The decision of the Zionist Actions Committee not to participate in the London conference came as a shock to Jewish groups here.
A meeting was held on Wednesday of leaders of all the groups invited by the Government to participate in the conference. Present were representatives of the Jewish Agency, the Board of Deputies of British Jews, the Anglo-Jewish Association and the Agudas Israel.
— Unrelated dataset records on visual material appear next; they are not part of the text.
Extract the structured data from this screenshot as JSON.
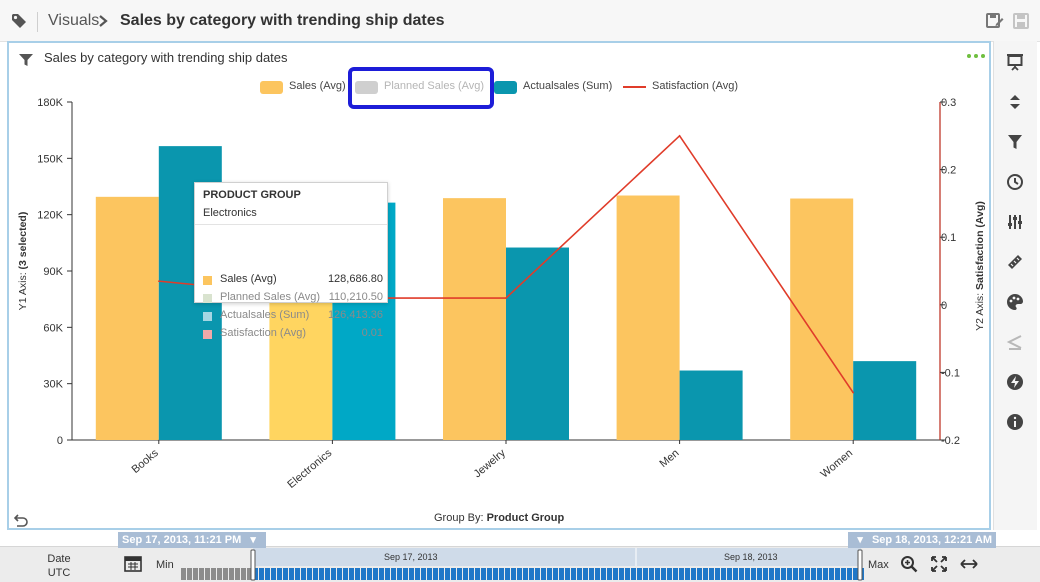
{
  "header": {
    "breadcrumb_root": "Visuals",
    "title": "Sales by category with trending ship dates"
  },
  "visual": {
    "title": "Sales by category with trending ship dates",
    "group_by_label": "Group By:",
    "group_by_value": "Product Group"
  },
  "legend": [
    {
      "label": "Sales (Avg)",
      "color": "#fcc55f",
      "type": "swatch",
      "muted": false
    },
    {
      "label": "Planned Sales (Avg)",
      "color": "#cfcfcf",
      "type": "swatch",
      "muted": true
    },
    {
      "label": "Actualsales (Sum)",
      "color": "#0a96ae",
      "type": "swatch",
      "muted": false
    },
    {
      "label": "Satisfaction (Avg)",
      "color": "#e03c2a",
      "type": "line",
      "muted": false
    }
  ],
  "tooltip": {
    "heading": "PRODUCT GROUP",
    "group": "Electronics",
    "rows": [
      {
        "label": "Sales (Avg)",
        "value": "128,686.80",
        "color": "#fcc55f",
        "muted": false
      },
      {
        "label": "Planned Sales (Avg)",
        "value": "110,210.50",
        "color": "#d9e3cf",
        "muted": true
      },
      {
        "label": "Actualsales (Sum)",
        "value": "126,413.36",
        "color": "#a6d6e3",
        "muted": true
      },
      {
        "label": "Satisfaction (Avg)",
        "value": "0.01",
        "color": "#f0a9a9",
        "muted": true
      }
    ]
  },
  "chart_data": {
    "type": "bar",
    "categories": [
      "Books",
      "Electronics",
      "Jewelry",
      "Men",
      "Women"
    ],
    "series": [
      {
        "name": "Sales (Avg)",
        "type": "bar",
        "axis": "y1",
        "color": "#fcc55f",
        "values": [
          129500,
          128686.8,
          128800,
          130200,
          128600
        ]
      },
      {
        "name": "Actualsales (Sum)",
        "type": "bar",
        "axis": "y1",
        "color": "#0a96ae",
        "values": [
          156500,
          126413.36,
          102500,
          37000,
          42000
        ]
      },
      {
        "name": "Satisfaction (Avg)",
        "type": "line",
        "axis": "y2",
        "color": "#e03c2a",
        "values": [
          0.035,
          0.01,
          0.01,
          0.25,
          -0.13
        ]
      }
    ],
    "y1_label_prefix": "Y1 Axis: ",
    "y1_label_bold": "(3 selected)",
    "y2_label_prefix": "Y2 Axis: ",
    "y2_label_bold": "Satisfaction (Avg)",
    "y1_ticks": [
      "0",
      "30K",
      "60K",
      "90K",
      "120K",
      "150K",
      "180K"
    ],
    "y1_lim": [
      0,
      180000
    ],
    "y2_ticks": [
      "-0.2",
      "-0.1",
      "0",
      "0.1",
      "0.2",
      "0.3"
    ],
    "y2_lim": [
      -0.2,
      0.3
    ],
    "highlighted_category": "Electronics",
    "grid": false
  },
  "timeline": {
    "date_label": "Date",
    "tz_label": "UTC",
    "min_label": "Min",
    "max_label": "Max",
    "start_tag": "Sep 17, 2013, 11:21 PM",
    "end_tag": "Sep 18, 2013, 12:21 AM",
    "tick_labels": [
      "Sep 17, 2013",
      "Sep 18, 2013"
    ]
  }
}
No decision was reached, but it is understood that the non-Agency groups are seriously considering independent action.
The Anglo-Jewish Association and the Agudas Israel will meet separately on Sunday in an attempt to reach a final decision on whether to attend the parley, even if the Jewish Agency does not participate.
The Zionist Review, official Zionist Federation organ, published an editorial regretting the decision of the Actions Committee, pointing out that the British Government cannot, on the one hand, aggravate the situation in Palestine and, on the other, seek Jewish cooperation. “Whatever the merits of the decision of the Actions Committee may be, the Jewish people will stand solidly behind the Jewish Agency,” it says.
A Jewish Agency spokesman here said an approach to the British Cabinet would probably be made after members of the executive in London, and possibly also in Paris, had heard a personal report from Berl Locker, who flew to Palestine where he conferred with members of the Actions Committee and with Moshe Shertok and other leaders detained in the Latrun camp.
(The New York Times reports today that a nine-man committee of the Palestine conference, including Arab and British representatives, has drawn up a plan calling for the appointment of a provisional government for Palestine, with six Arabs, three Jews and one Christian. The plan, believed to have drafted by the British and amended by the Arabs, provides for British troops to leave the country after a temporary period. Jewish immigration would not be controlled by the Jews, but by the central government.)